Abstract Body: Background: Ischemic stroke (IS) is a major global cause of death and disability, especially affecting women, who have a 20% higher lifetime risk and poorer recovery. Despite its prevalence, reliable biomarkers that predict IS risk remain limited, impeding early detection and prevention efforts.

Methods: We examined proteomic data from 450 incident IS cases, with a median time-to-event of 5.5 yrs (IQR: 2.8 yrs), and 450 matched controls in a nested case-control study within women with a median age of 65.8 (IQR: 10.1 yrs) in the Nurses’ Health Study. We used the Olink Explore HT platform to measure 5,440 proteins in plasma. Conditional logistic regression models were fitted for each protein with IS as the outcome, adjusting for established cardiometabolic, lifestyle, and hormonal IS risk factors. The false discovery rate was controlled using the q value method. Weighted co-expression network analysis (WCNA) was applied to the subset of proteins nominally associated with stroke (p value < 0.05) to identify modules of highly correlated proteins. Functional gene set enrichment analysis (FGSEA) was conducted using eight established protein sets from MSigDB to characterize biological pathways represented within these modules.

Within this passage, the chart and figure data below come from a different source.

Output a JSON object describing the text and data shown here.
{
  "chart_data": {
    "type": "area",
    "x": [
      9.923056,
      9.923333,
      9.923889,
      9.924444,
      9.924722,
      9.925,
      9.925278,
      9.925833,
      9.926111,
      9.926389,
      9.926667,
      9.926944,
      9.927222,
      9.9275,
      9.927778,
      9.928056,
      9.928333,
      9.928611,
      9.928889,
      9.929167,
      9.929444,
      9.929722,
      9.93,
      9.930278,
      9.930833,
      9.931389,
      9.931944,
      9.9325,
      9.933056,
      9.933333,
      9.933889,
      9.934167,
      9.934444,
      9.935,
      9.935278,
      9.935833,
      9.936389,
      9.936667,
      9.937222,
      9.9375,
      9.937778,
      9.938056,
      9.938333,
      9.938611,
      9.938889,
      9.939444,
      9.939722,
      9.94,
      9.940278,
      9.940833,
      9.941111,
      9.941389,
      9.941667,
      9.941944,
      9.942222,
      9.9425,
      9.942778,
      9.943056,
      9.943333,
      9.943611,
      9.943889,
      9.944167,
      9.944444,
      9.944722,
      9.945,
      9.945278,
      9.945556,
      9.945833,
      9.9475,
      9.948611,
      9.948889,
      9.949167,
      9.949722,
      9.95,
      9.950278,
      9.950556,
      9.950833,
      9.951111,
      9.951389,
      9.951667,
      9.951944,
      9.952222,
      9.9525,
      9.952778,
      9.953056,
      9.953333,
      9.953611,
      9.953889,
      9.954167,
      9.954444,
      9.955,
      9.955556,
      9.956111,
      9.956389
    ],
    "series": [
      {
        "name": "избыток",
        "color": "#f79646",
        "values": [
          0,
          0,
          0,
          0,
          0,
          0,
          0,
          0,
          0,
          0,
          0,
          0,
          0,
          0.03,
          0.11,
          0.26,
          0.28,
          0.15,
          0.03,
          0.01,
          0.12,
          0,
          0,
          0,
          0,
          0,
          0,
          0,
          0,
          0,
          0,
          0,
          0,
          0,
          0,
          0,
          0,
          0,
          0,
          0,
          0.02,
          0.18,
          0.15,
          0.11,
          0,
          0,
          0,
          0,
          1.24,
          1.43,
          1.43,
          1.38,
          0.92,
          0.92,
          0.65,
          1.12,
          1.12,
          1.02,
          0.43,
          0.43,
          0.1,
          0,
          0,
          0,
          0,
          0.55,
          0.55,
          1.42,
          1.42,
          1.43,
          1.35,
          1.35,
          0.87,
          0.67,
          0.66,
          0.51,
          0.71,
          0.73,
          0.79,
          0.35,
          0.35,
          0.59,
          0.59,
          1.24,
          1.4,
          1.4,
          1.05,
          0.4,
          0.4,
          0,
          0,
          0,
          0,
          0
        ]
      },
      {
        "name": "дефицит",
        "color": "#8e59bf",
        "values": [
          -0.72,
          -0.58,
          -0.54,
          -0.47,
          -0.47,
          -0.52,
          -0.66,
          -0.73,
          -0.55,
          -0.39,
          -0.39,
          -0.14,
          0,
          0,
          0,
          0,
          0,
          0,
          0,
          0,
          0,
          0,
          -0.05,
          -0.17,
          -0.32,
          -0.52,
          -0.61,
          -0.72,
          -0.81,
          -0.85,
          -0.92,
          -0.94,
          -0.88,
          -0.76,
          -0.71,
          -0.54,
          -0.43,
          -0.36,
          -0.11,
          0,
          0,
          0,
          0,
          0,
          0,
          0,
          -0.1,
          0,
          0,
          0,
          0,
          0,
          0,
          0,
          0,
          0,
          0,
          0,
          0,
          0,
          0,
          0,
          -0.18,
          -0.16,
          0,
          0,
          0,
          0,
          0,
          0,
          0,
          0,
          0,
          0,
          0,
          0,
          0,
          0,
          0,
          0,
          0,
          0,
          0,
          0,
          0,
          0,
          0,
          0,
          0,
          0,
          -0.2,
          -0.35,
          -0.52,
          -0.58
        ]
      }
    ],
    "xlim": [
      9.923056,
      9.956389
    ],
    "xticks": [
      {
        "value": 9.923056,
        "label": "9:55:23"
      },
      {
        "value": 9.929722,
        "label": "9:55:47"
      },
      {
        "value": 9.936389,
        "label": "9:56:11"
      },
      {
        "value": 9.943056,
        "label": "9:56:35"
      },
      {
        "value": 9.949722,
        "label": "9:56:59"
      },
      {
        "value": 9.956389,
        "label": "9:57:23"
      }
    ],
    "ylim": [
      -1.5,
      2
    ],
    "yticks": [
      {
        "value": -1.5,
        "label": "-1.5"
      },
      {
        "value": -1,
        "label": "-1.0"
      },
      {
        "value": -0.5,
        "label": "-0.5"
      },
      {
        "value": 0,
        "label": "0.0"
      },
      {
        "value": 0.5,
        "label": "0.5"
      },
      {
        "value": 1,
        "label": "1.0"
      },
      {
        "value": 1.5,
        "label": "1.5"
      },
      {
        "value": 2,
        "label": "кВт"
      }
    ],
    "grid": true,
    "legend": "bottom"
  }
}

Results: Fourteen proteins were significantly associated with IS risk (q value < 0.05). A total of 274 proteins had a p value < 0.05 and were used in WCNA analyses. Four distinct protein clusters were associated with IS. The cluster most positively correlated with IS risk (r = 0.16) was characterized by proteins related to aging and inflammation. Its hub protein, follistatin-like 3, has been linked to vascular remodeling and endothelial dysfunction. Conversely, the cluster with the strongest negative association with IS risk (r = -0.14) had a metabolic and anti-inflammatory profile. Its hub protein, dentin matrix acidic phosphoprotein 1, regulates phosphate and mineral metabolism, inhibits vascular calcification, and maintains metabolic homeostasis. FGSEA revealed neutrophil degranulation as the top pathway positively associated with IS, highlighting the role of immune activation.

Conclusions: This large-scale proteomic analysis identified novel circulating proteins and networks associated with IS risk in women. These findings highlight biologically distinct metabolic pathways that may inform the development of targeted interventions to lower stroke risk. Subsequent work will validate these findings in external cohorts like the UK Biobank.